Radiological examination will ensure confir­mation of intrathoracic neoplasia. Routine screening of small animals has led to re-evalua­tion in many unsuspected cases of respiratory tract tumours. Primary neoplasms involve either the lungs or the mediastinum, and when of moderate or large size produce an area of in­creased density and cause a variable degree of organ displacement. Secondary pulmonary neo­plasms are more common and, originating from a variety of sources, may be associated with appropriate clinical signs. Radiographically it is usual to ascertain that metastatic tumours involve both lungs producing a variable number of localized areas of increased density through­out the lung fields (Fig. 124).

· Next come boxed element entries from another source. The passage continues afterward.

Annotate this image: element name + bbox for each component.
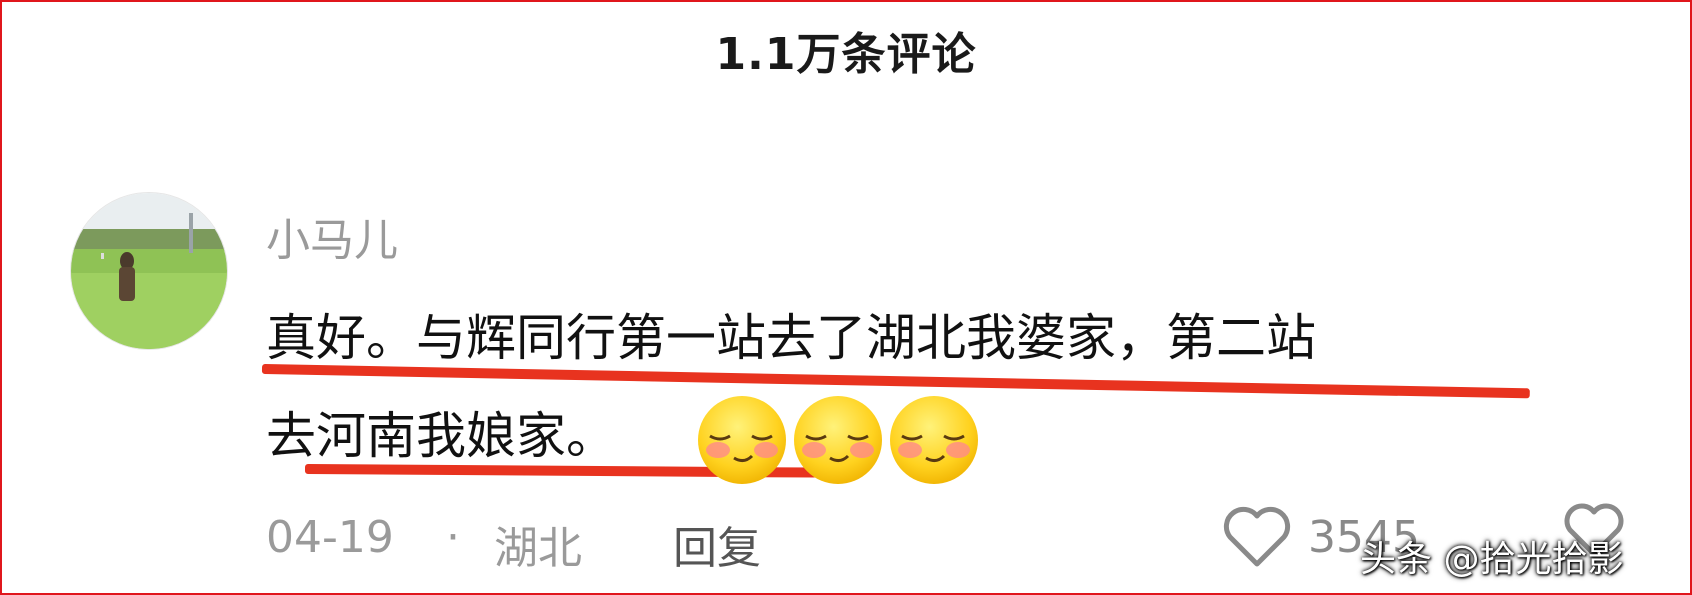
comment-date: 04-19 bbox=[266, 512, 394, 563]
avatar[interactable] bbox=[70, 192, 228, 350]
reply-button[interactable]: 回复 bbox=[673, 512, 761, 576]
meta-separator: · bbox=[446, 512, 460, 563]
comment-username[interactable]: 小马儿 bbox=[266, 204, 398, 268]
comment-text-line-2: 去河南我娘家。 bbox=[266, 407, 616, 465]
avatar-photo bbox=[71, 193, 227, 349]
shy-smile-emoji-icon bbox=[890, 396, 978, 484]
comment-text-line-1: 真好。与辉同行第一站去了湖北我婆家，第二站 bbox=[266, 309, 1316, 367]
comments-count-title: 1.1万条评论 bbox=[715, 29, 977, 80]
shy-smile-emoji-icon bbox=[698, 396, 786, 484]
comment-location: 湖北 bbox=[494, 523, 582, 574]
shy-smile-emoji-icon bbox=[794, 396, 882, 484]
heart-icon[interactable] bbox=[1222, 504, 1292, 570]
watermark: 头条 @拾光拾影 bbox=[1360, 539, 1624, 580]
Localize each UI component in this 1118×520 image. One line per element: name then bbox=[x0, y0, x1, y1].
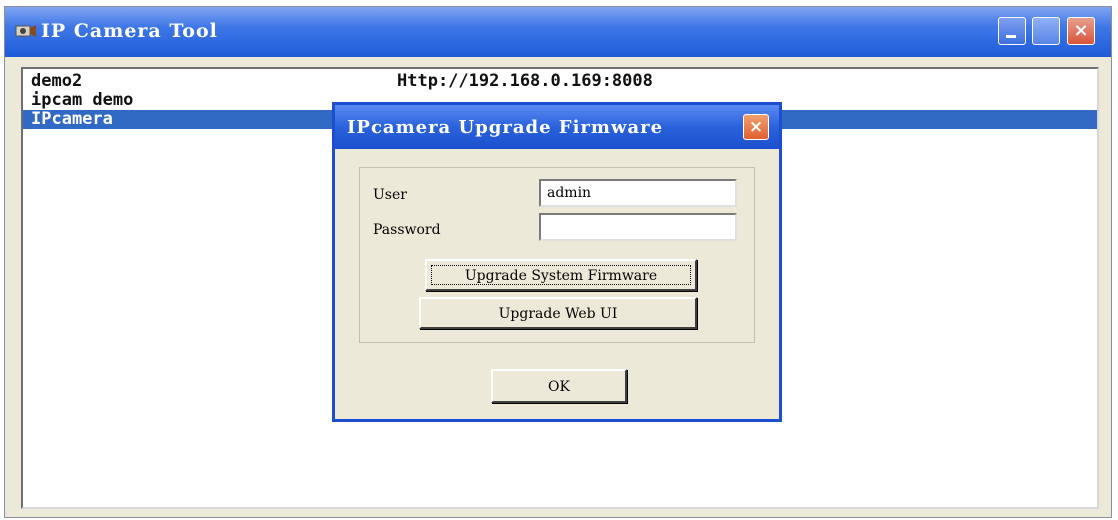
upgrade-system-firmware-button[interactable]: Upgrade System Firmware bbox=[425, 259, 697, 291]
user-label: User bbox=[373, 187, 407, 203]
maximize-icon[interactable] bbox=[1032, 17, 1060, 45]
password-field[interactable] bbox=[539, 213, 737, 241]
camera-app-icon bbox=[15, 25, 36, 37]
user-field[interactable] bbox=[539, 179, 737, 207]
list-item[interactable]: demo2 Http://192.168.0.169:8008 bbox=[23, 72, 1097, 91]
dialog-title: IPcamera Upgrade Firmware bbox=[347, 117, 664, 138]
password-label: Password bbox=[373, 222, 441, 238]
window-title: IP Camera Tool bbox=[41, 20, 218, 42]
camera-name: IPcamera bbox=[31, 109, 113, 129]
upgrade-firmware-dialog: IPcamera Upgrade Firmware × User Passwor… bbox=[332, 102, 782, 422]
camera-name: demo2 bbox=[31, 71, 83, 91]
camera-name: ipcam demo bbox=[31, 90, 134, 110]
camera-url: Http://192.168.0.169:8008 bbox=[397, 71, 653, 91]
close-icon[interactable]: × bbox=[743, 114, 769, 140]
ok-label: OK bbox=[548, 379, 570, 395]
upgrade-web-ui-label: Upgrade Web UI bbox=[498, 306, 618, 322]
window-titlebar[interactable]: IP Camera Tool × bbox=[5, 7, 1111, 57]
minimize-icon[interactable] bbox=[998, 17, 1026, 45]
dialog-titlebar[interactable]: IPcamera Upgrade Firmware × bbox=[335, 105, 779, 149]
close-icon[interactable]: × bbox=[1067, 17, 1095, 45]
upgrade-web-ui-button[interactable]: Upgrade Web UI bbox=[419, 297, 697, 329]
ok-button[interactable]: OK bbox=[491, 369, 627, 403]
upgrade-system-firmware-label: Upgrade System Firmware bbox=[431, 265, 691, 285]
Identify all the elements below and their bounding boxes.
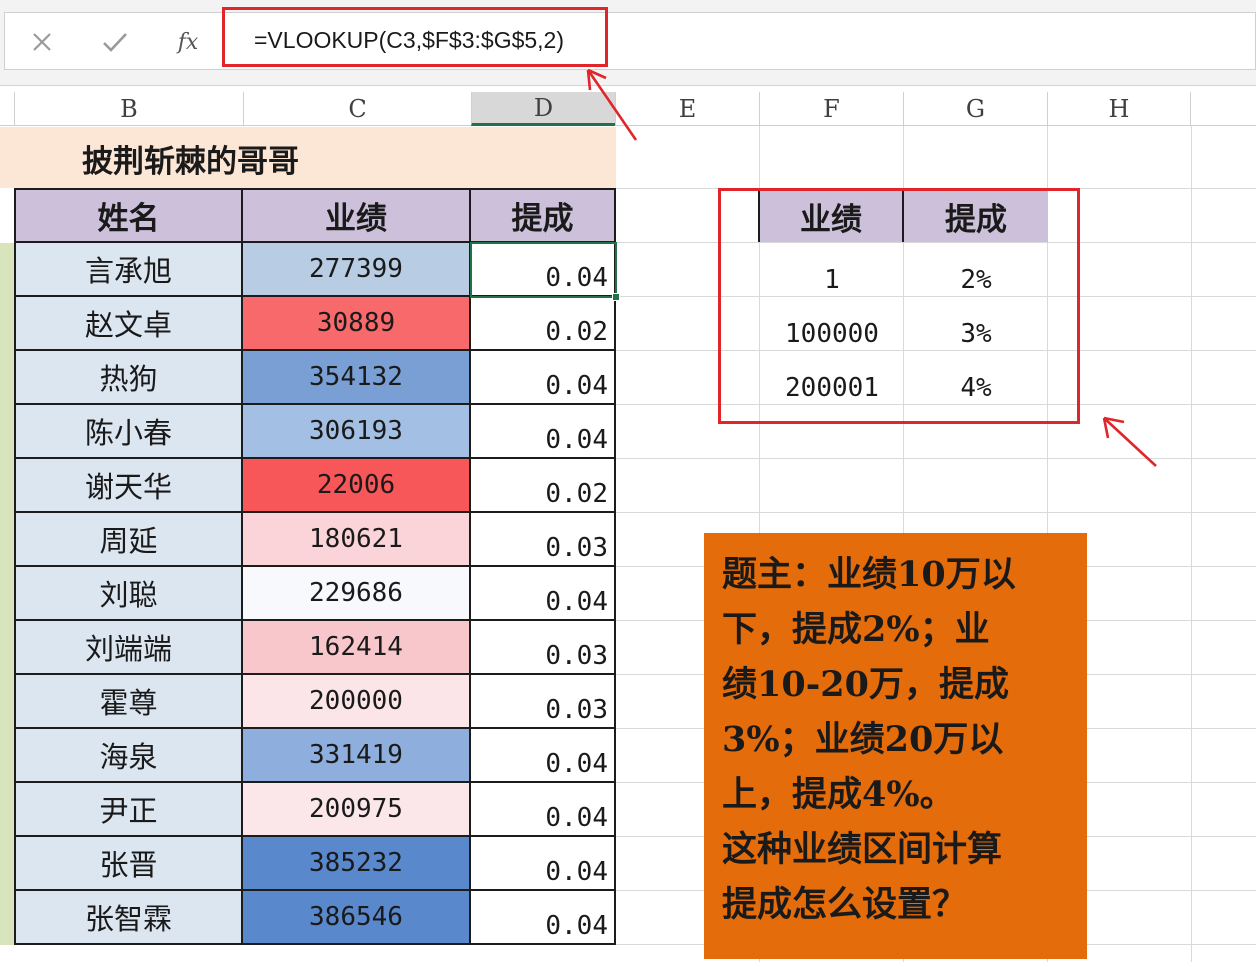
cell-commission[interactable]: 0.02 [471, 297, 616, 351]
cell-commission[interactable]: 0.04 [471, 891, 616, 945]
question-note: 题主：业绩10万以 下，提成2%；业 绩10-20万，提成 3%；业绩20万以 上，提成… [704, 533, 1087, 959]
cell-performance[interactable]: 30889 [243, 297, 471, 351]
cell-name[interactable]: 张智霖 [14, 891, 243, 945]
column-header-b[interactable]: B [14, 92, 243, 126]
cell-performance[interactable]: 200975 [243, 783, 471, 837]
cell-name[interactable]: 言承旭 [14, 243, 243, 297]
note-line: 这种业绩区间计算 [722, 829, 1003, 870]
column-header-f[interactable]: F [759, 92, 903, 126]
cell-name[interactable]: 尹正 [14, 783, 243, 837]
cell-commission[interactable]: 0.03 [471, 513, 616, 567]
cell-name[interactable]: 热狗 [14, 351, 243, 405]
cell-name[interactable]: 刘聪 [14, 567, 243, 621]
cell-name[interactable]: 海泉 [14, 729, 243, 783]
lookup-highlight-box [718, 188, 1080, 424]
cell-performance[interactable]: 229686 [243, 567, 471, 621]
cell-commission[interactable]: 0.04 [471, 567, 616, 621]
cell-commission[interactable]: 0.04 [471, 405, 616, 459]
note-line: 提成怎么设置？ [722, 884, 968, 925]
cell-name[interactable]: 赵文卓 [14, 297, 243, 351]
cell-commission[interactable]: 0.04 [471, 729, 616, 783]
cell-commission[interactable]: 0.04 [471, 837, 616, 891]
cell-performance[interactable]: 180621 [243, 513, 471, 567]
note-line: 题主：业绩10万以 [722, 554, 1016, 595]
arrow-to-formula [586, 68, 638, 141]
note-line: 下，提成2%；业 [722, 609, 990, 650]
note-line: 3%；业绩20万以 [722, 719, 1004, 760]
cell-performance[interactable]: 386546 [243, 891, 471, 945]
cell-performance[interactable]: 306193 [243, 405, 471, 459]
cell-performance[interactable]: 162414 [243, 621, 471, 675]
cell-performance[interactable]: 200000 [243, 675, 471, 729]
cell-name[interactable]: 张晋 [14, 837, 243, 891]
cell-performance[interactable]: 331419 [243, 729, 471, 783]
close-icon[interactable] [26, 22, 58, 62]
column-header-c[interactable]: C [243, 92, 471, 126]
cell-performance[interactable]: 277399 [243, 243, 471, 297]
column-header-g[interactable]: G [903, 92, 1047, 126]
cell-name[interactable]: 刘端端 [14, 621, 243, 675]
formula-highlight-box [222, 7, 608, 67]
cell-commission[interactable]: 0.03 [471, 675, 616, 729]
cell-commission[interactable]: 0.03 [471, 621, 616, 675]
note-line: 绩10-20万，提成 [722, 664, 1009, 705]
cell-name[interactable]: 陈小春 [14, 405, 243, 459]
cell-name[interactable]: 周延 [14, 513, 243, 567]
cell-performance[interactable]: 22006 [243, 459, 471, 513]
cell-commission[interactable]: 0.04 [471, 243, 616, 297]
cell-name[interactable]: 谢天华 [14, 459, 243, 513]
note-line: 上，提成4%。 [722, 774, 955, 815]
gridline [616, 512, 1256, 513]
fill-handle[interactable] [612, 293, 620, 301]
arrow-to-lookup [1102, 416, 1157, 467]
cell-performance[interactable]: 354132 [243, 351, 471, 405]
left-column-strip [0, 243, 14, 945]
sheet-title[interactable]: 披荆斩棘的哥哥 [82, 136, 299, 180]
cell-performance[interactable]: 385232 [243, 837, 471, 891]
header-performance[interactable]: 业绩 [243, 188, 471, 243]
cell-commission[interactable]: 0.04 [471, 783, 616, 837]
check-icon[interactable] [98, 22, 132, 62]
cell-commission[interactable]: 0.04 [471, 351, 616, 405]
cell-commission[interactable]: 0.02 [471, 459, 616, 513]
function-icon[interactable]: fx [170, 22, 206, 62]
header-commission[interactable]: 提成 [471, 188, 616, 243]
note-text: 题主：业绩10万以 下，提成2%；业 绩10-20万，提成 3%；业绩20万以 上，提成… [722, 547, 1075, 932]
column-header-h[interactable]: H [1047, 92, 1191, 126]
cell-name[interactable]: 霍尊 [14, 675, 243, 729]
header-name[interactable]: 姓名 [14, 188, 243, 243]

Direct radiography will reveal radio-opaque foreign objects when they obstruct the thoracic portion of the oesophagus. The presence of objects in a similar situation, which are not revealed in this way, is usually disclosed by means of oral administration of a barium-containing capsule or draught, the former will be retained immediately anterior to the object, while the latter will outline it by forming a surface film. Other oesophageal conditions which are revealed in this way include achalasia.

Paracentesis

Paracentesis of the thorax is of value when the presence of fluid in the pleural sac is suspected. The procedure is performed by means of a suitable sterile needle and syringe. The site for insertion of the needle is either the sixth or seventh intercostal space below the level of the fluid (it is best to select a point below the level of the costochondral junction). The needle should be inserted with care in order to avoid injury to the pericardial sac. Aspiration of fluid is effected by pulling on the piston and filling the syringe.

Examination of the aspirated sample of fluid will reveal its gross and microscopic features and thus assist in diagnosis. In haemothorax, the blood is fluid at the time of withdrawal but may clot on exposure to air unless an anticoagulant is added. As a rule haemothorax of significant proportions is accompanied by other clinical signs indicating the presence of acute haemorrha-gic anaemia. In hydrothorax, the recovered fluid may vary in character from clear serous to opaque depending upon the number and types of tissue cells present. Clinical signs of general oedema, caused by congestive heart failure or hypoproteinaemia, or extensive pulmonary neo-plasia, may be associated features. In cases of exudative pleurisy the causal organism may be revealed by microscopic or cultural examination (nocardiosis and tuberculosis).